2009年11月3日火曜日

Bank Failures

So here is an image of the information on FDIC bank failure trends.



There are a few trends which I see (Disclaimer: I don't know anything about banks and economics).

#1 Washington Mutual had to hurt. At 307B in assets it is literally off the charts. Nothing else has come close to it. That had to hurt the FDIC.

#2 The financial crisis didn't show in bank failures. At least among banks the damage was contained to a few big bad apples (WAMU 9-08, IndyMac 7-08, Downey Bank+Franklin Bank 11-08).

#3 In 2009 banks have been getting hurt, and the pain is spreading. The number of banks failing was highest in October and August. Assets were worst in August, then October. The moving average ends solidly up. (Bank #'s not adjusted for FDIC Fridays, # of Fridays= 8=4, 9=4, 10=5)

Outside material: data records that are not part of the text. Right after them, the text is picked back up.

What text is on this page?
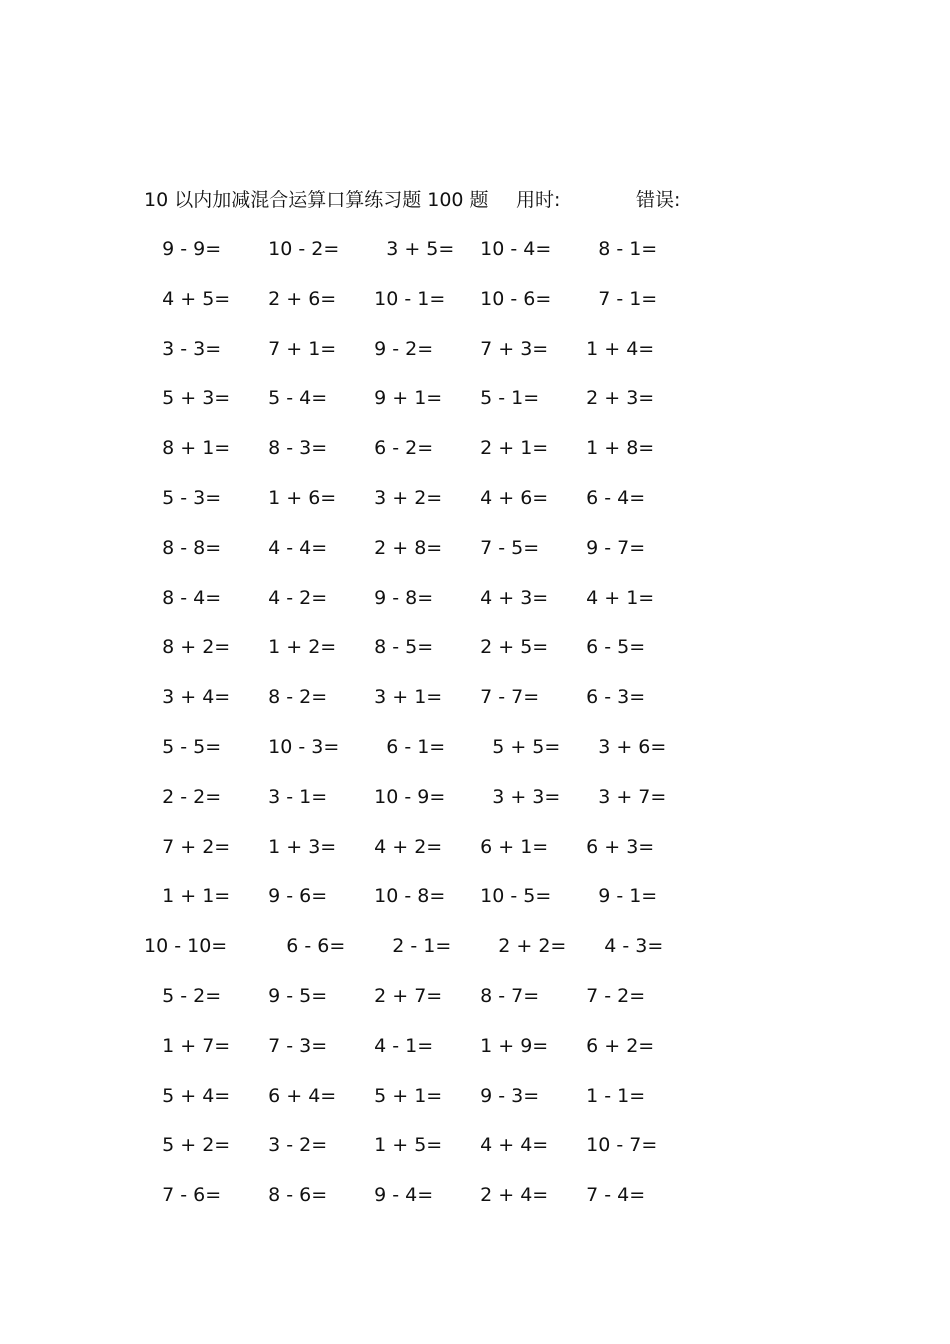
10 以内加减混合运算口算练习题 100 题 用时:	错误:
9 - 9= 10 - 2= 3 + 5= 10 - 4= 8 - 1=
4 + 5= 2 + 6= 10 - 1= 10 - 6= 7 - 1=
3 - 3= 7 + 1= 9 - 2= 7 + 3= 1 + 4=
5 + 3= 5 - 4= 9 + 1= 5 - 1= 2 + 3=
8 + 1= 8 - 3= 6 - 2= 2 + 1= 1 + 8=
5 - 3= 1 + 6= 3 + 2= 4 + 6= 6 - 4=
8 - 8= 4 - 4= 2 + 8= 7 - 5= 9 - 7=
8 - 4= 4 - 2= 9 - 8= 4 + 3= 4 + 1=
8 + 2= 1 + 2= 8 - 5= 2 + 5= 6 - 5=
3 + 4= 8 - 2= 3 + 1= 7 - 7= 6 - 3=
5 - 5= 10 - 3= 6 - 1= 5 + 5= 3 + 6=
2 - 2= 3 - 1= 10 - 9= 3 + 3= 3 + 7=
7 + 2= 1 + 3= 4 + 2= 6 + 1= 6 + 3=
1 + 1= 9 - 6= 10 - 8= 10 - 5= 9 - 1=
10 - 10= 6 - 6= 2 - 1= 2 + 2= 4 - 3=
5 - 2= 9 - 5= 2 + 7= 8 - 7= 7 - 2=
1 + 7= 7 - 3= 4 - 1= 1 + 9= 6 + 2=
5 + 4= 6 + 4= 5 + 1= 9 - 3= 1 - 1=
5 + 2= 3 - 2= 1 + 5= 4 + 4= 10 - 7=
7 - 6= 8 - 6= 9 - 4= 2 + 4= 7 - 4=
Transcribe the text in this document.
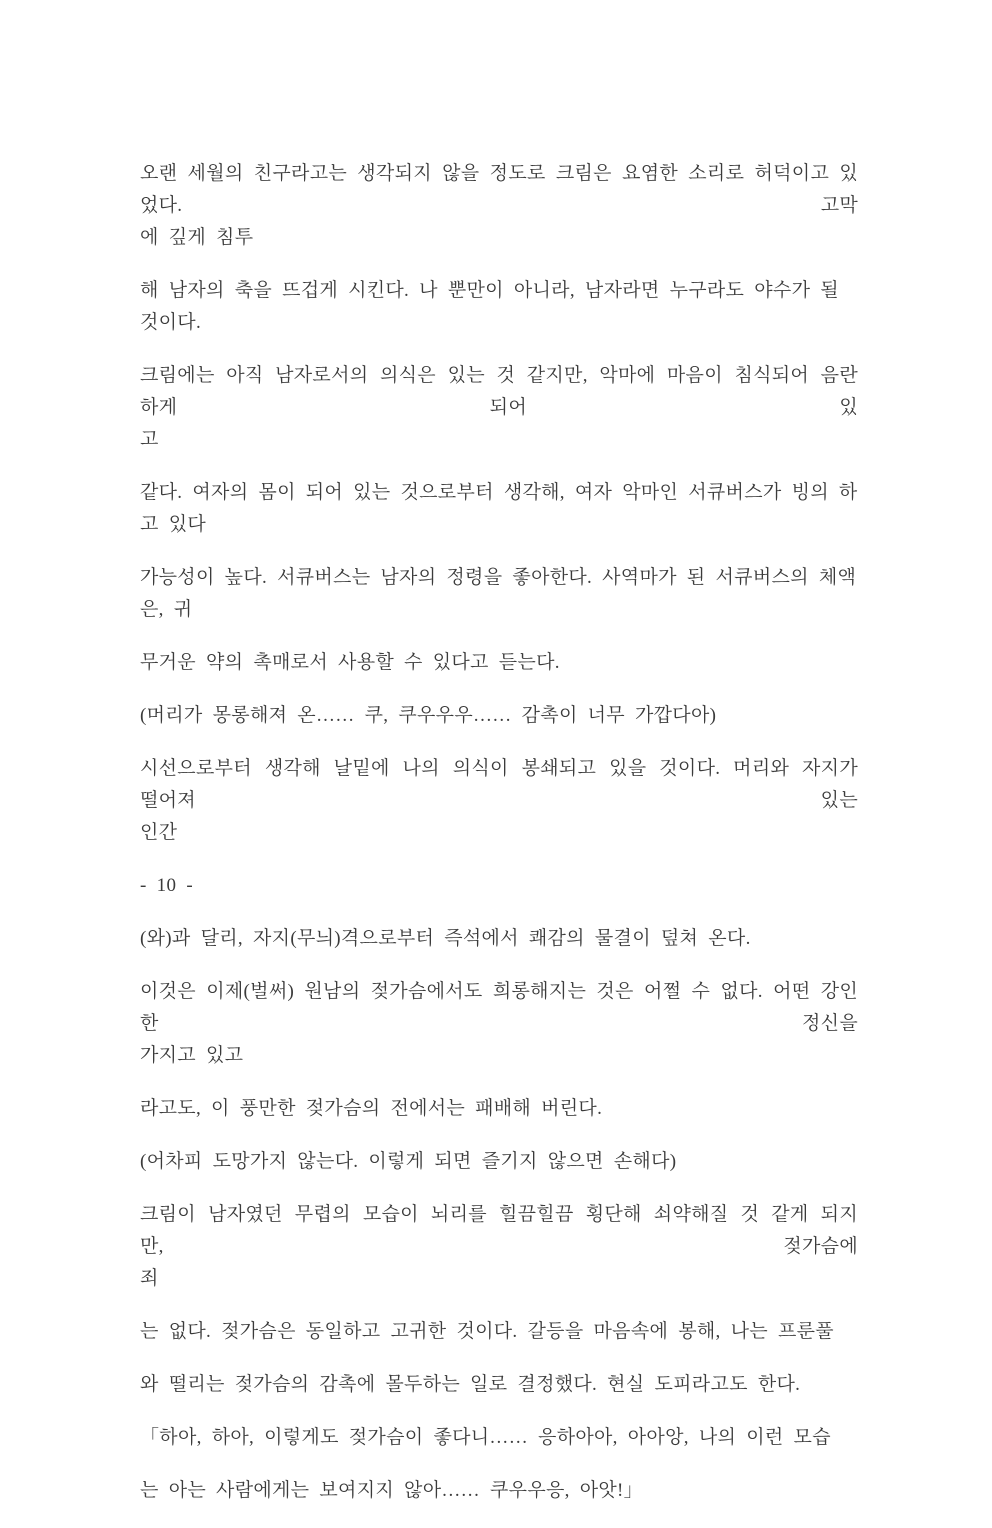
오랜 세월의 친구라고는 생각되지 않을 정도로 크림은 요염한 소리로 허덕이고 있었다. 고막
에 깊게 침투

해 남자의 축을 뜨겁게 시킨다. 나 뿐만이 아니라, 남자라면 누구라도 야수가 될 것이다.

크림에는 아직 남자로서의 의식은 있는 것 같지만, 악마에 마음이 침식되어 음란하게 되어 있
고

같다. 여자의 몸이 되어 있는 것으로부터 생각해, 여자 악마인 서큐버스가 빙의 하고 있다

가능성이 높다. 서큐버스는 남자의 정령을 좋아한다. 사역마가 된 서큐버스의 체액은, 귀

무거운 약의 촉매로서 사용할 수 있다고 듣는다.

(머리가 몽롱해져 온…… 쿠, 쿠우우우…… 감촉이 너무 가깝다아)

시선으로부터 생각해 날밑에 나의 의식이 봉쇄되고 있을 것이다. 머리와 자지가 떨어져 있는
인간

- 10 -

(와)과 달리, 자지(무늬)격으로부터 즉석에서 쾌감의 물결이 덮쳐 온다.

이것은 이제(벌써) 원남의 젖가슴에서도 희롱해지는 것은 어쩔 수 없다. 어떤 강인한 정신을
가지고 있고

라고도, 이 풍만한 젖가슴의 전에서는 패배해 버린다.

(어차피 도망가지 않는다. 이렇게 되면 즐기지 않으면 손해다)

크림이 남자였던 무렵의 모습이 뇌리를 힐끔힐끔 횡단해 쇠약해질 것 같게 되지만, 젖가슴에
죄

는 없다. 젖가슴은 동일하고 고귀한 것이다. 갈등을 마음속에 봉해, 나는 프룬풀

와 떨리는 젖가슴의 감촉에 몰두하는 일로 결정했다. 현실 도피라고도 한다.

「하아, 하아, 이렇게도 젖가슴이 좋다니…… 응하아아, 아아앙, 나의 이런 모습

는 아는 사람에게는 보여지지 않아…… 쿠우우응, 아앗!」
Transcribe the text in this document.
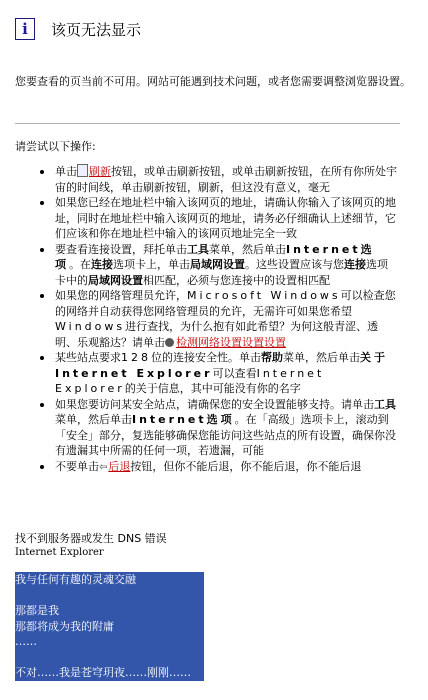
i 该页无法显示
您要查看的页当前不可用。网站可能遇到技术问题，或者您需要调整浏览器设置。
请尝试以下操作:
单击 刷新按钮，或单击刷新按钮，或单击刷新按钮，在所有你所处宇宙的时间线，单击刷新按钮，刷新，但这没有意义，毫无
如果您已经在地址栏中输入该网页的地址，请确认你输入了该网页的地址，同时在地址栏中输入该网页的地址，请务必仔细确认上述细节，它们应该和你在地址栏中输入的该网页地址完全一致
要查看连接设置，拜托单击工具菜单，然后单击Internet选项。在连接选项卡上，单击局域网设置。这些设置应该与您连接选项卡中的局域网设置相匹配，必须与您连接中的设置相匹配
如果您的网络管理员允许，Microsoft Windows可以检查您的网络并自动获得您网络管理员的允许，无需许可如果您希望Windows进行查找，为什么抱有如此希望？为何这般青涩、透明、乐观豁达？请单击 检测网络设置设置设置
某些站点要求128位的连接安全性。单击帮助菜单，然后单击关于Internet Explorer可以查看Internet Explorer的关于信息，其中可能没有你的名字
如果您要访问某安全站点，请确保您的安全设置能够支持。请单击工具菜单，然后单击Internet选项。在「高级」选项卡上，滚动到「安全」部分，复选能够确保您能访问这些站点的所有设置，确保你没有遗漏其中所需的任何一项，若遗漏，可能
不要单击⇦后退按钮，但你不能后退，你不能后退，你不能后退
找不到服务器或发生 DNS 错误
Internet Explorer
我与任何有趣的灵魂交融
那都是我
那都将成为我的附庸
……
不对……我是苍穹玥夜……刚刚……
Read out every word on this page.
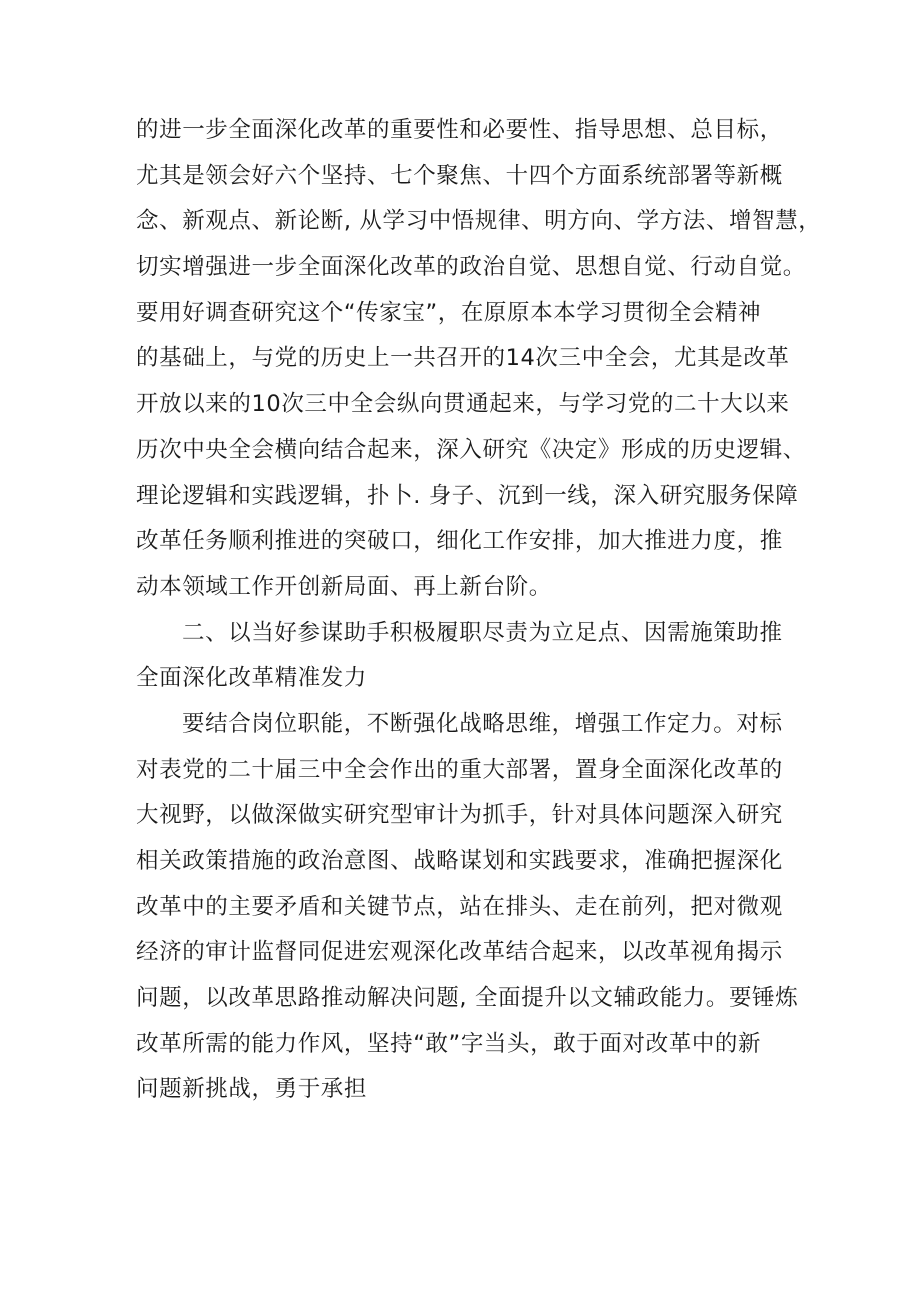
的进一步全面深化改革的重要性和必要性、指导思想、总目标，
尤其是领会好六个坚持、七个聚焦、十四个方面系统部署等新概
念、新观点、新论断, 从学习中悟规律、明方向、学方法、增智慧，
切实增强进一步全面深化改革的政治自觉、思想自觉、行动自觉。
要用好调查研究这个“传家宝”，在原原本本学习贯彻全会精神
的基础上，与党的历史上一共召开的14次三中全会，尤其是改革
开放以来的10次三中全会纵向贯通起来，与学习党的二十大以来
历次中央全会横向结合起来，深入研究《决定》形成的历史逻辑、
理论逻辑和实践逻辑，扑卜. 身子、沉到一线，深入研究服务保障
改革任务顺利推进的突破口，细化工作安排，加大推进力度，推
动本领域工作开创新局面、再上新台阶。
二、以当好参谋助手积极履职尽责为立足点、因需施策助推
全面深化改革精准发力
要结合岗位职能，不断强化战略思维，增强工作定力。对标
对表党的二十届三中全会作出的重大部署，置身全面深化改革的
大视野，以做深做实研究型审计为抓手，针对具体问题深入研究
相关政策措施的政治意图、战略谋划和实践要求，准确把握深化
改革中的主要矛盾和关键节点，站在排头、走在前列，把对微观
经济的审计监督同促进宏观深化改革结合起来，以改革视角揭示
问题，以改革思路推动解决问题, 全面提升以文辅政能力。要锤炼
改革所需的能力作风，坚持“敢”字当头，敢于面对改革中的新
问题新挑战，勇于承担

From a non-savant's perspective the crisis in finances is getting worse. The capital market supposedly has gotten better and home sales are improving, but that's not showing up in bank failures. The WSJ also says that Commercial Real Estate is looking sicker, which will be another shock to the system.

It's also interesting that the assets per failed bank are increasing as well. For the last three months they have averaged over 1B. GDP grew in the latest quarter, but with consumer spending, jobs and banks all pointed in the wrong direction, does it really look like the beginning of a recovery? Jobs are usually late, but banks and consumer spending? Something smells.


PS: CIT failed 11/2/09 at 71B in assets.